At least, unlike me, you're not a white guy with a beard
At pride rallys I've been spat at
I remember years ago, not longer after I came out to my twinsy (not that she didn't already know) and friends so we'd be talking about 2006, it was when London held Europride. I was just coming up to my 15th and was already out to my friends but not my family, this was 2 months before I came out to them.
It was amazing. Literally hundreds of thousands of all over Europe if not global all there from one thing and it was the most fun i'd had in my life to that point, also met a hot girl around my age from Germany who was staying for a week but that's a story for never but a great memory for me.
Anywhooo the point...
I didn't go to many more after that, just sporadically turned up for the pub crawl. Once I came out to my family it wasn't such a big deal anymore. It wasn't something I needed to shout out about. It was great in my early teens it was a whole new thing for me but once i'd starter dating properly being a lesbian was just who I was with not my defining personality trait so the idea of being "out and proud" seemed silly. Outside of the person i'm dating I don't care about public opinion on my sex life, hers is the only voice that matters.

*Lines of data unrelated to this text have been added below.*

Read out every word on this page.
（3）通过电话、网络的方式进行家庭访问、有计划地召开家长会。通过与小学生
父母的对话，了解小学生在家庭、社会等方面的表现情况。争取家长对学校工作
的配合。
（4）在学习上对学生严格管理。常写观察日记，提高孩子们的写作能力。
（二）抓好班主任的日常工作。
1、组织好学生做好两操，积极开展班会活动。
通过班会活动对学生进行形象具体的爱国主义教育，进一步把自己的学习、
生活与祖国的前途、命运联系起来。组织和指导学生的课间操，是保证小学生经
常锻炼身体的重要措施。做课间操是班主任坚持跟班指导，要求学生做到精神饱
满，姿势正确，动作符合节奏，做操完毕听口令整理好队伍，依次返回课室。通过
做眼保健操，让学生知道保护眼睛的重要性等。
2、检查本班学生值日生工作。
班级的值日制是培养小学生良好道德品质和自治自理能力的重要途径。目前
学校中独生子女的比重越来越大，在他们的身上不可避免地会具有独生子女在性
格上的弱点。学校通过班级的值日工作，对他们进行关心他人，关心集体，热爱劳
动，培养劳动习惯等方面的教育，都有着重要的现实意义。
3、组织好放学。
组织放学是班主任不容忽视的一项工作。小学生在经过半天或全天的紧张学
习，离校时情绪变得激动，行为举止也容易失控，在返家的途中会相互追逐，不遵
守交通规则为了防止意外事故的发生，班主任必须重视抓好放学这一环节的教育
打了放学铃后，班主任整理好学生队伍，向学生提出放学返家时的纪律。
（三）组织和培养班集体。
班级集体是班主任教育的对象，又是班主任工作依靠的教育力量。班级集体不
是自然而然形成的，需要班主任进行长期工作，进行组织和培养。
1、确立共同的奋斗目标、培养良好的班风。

Don't worry, i'm getting to it...
After many years of not going it got to 2015. I had been with my current girlfriend for a short while at this point and we wanted to do something together so took a holiday which happened to link up with the date of the London gay pride parade so fuck it, why not.
The whole mood, for me at least, was entirely different. Whereas when I first went it was people having fun despite the abuse and oppression we had, I say we but I had it easy compared to most, I just had a shitty family to deal with some people had real physical and mental abuse to live through. But there we were just having fun being who we were.
The recent one felt more like trying to tell those "cis white men" we were better than them and I didn't like that. I've never been in the man hating camp and the idea of trying to appear better than someone purely for our sexual preferences was utter bullshit so we left and ended up catching a late flight to Spain which turned out a much better holiday even though my pasty skin was red within hours of landing.
So, that point.
It seems our once loving community has gone from trying to show people we'll live happily no matter what they say to trying to cram their sexuality down other peoples throats, metaphorically speaking of course.
I used to love being part of the LGBT community. I used to love the feeling of being there for others despite our differences. Now it's all about trying to use those differences against others and i'm not quite so proud of it anymore. I love who I am but I don't love what the community seems to be turning into.
edited for typo's. Still missed some I think, damn keyboard gremlins.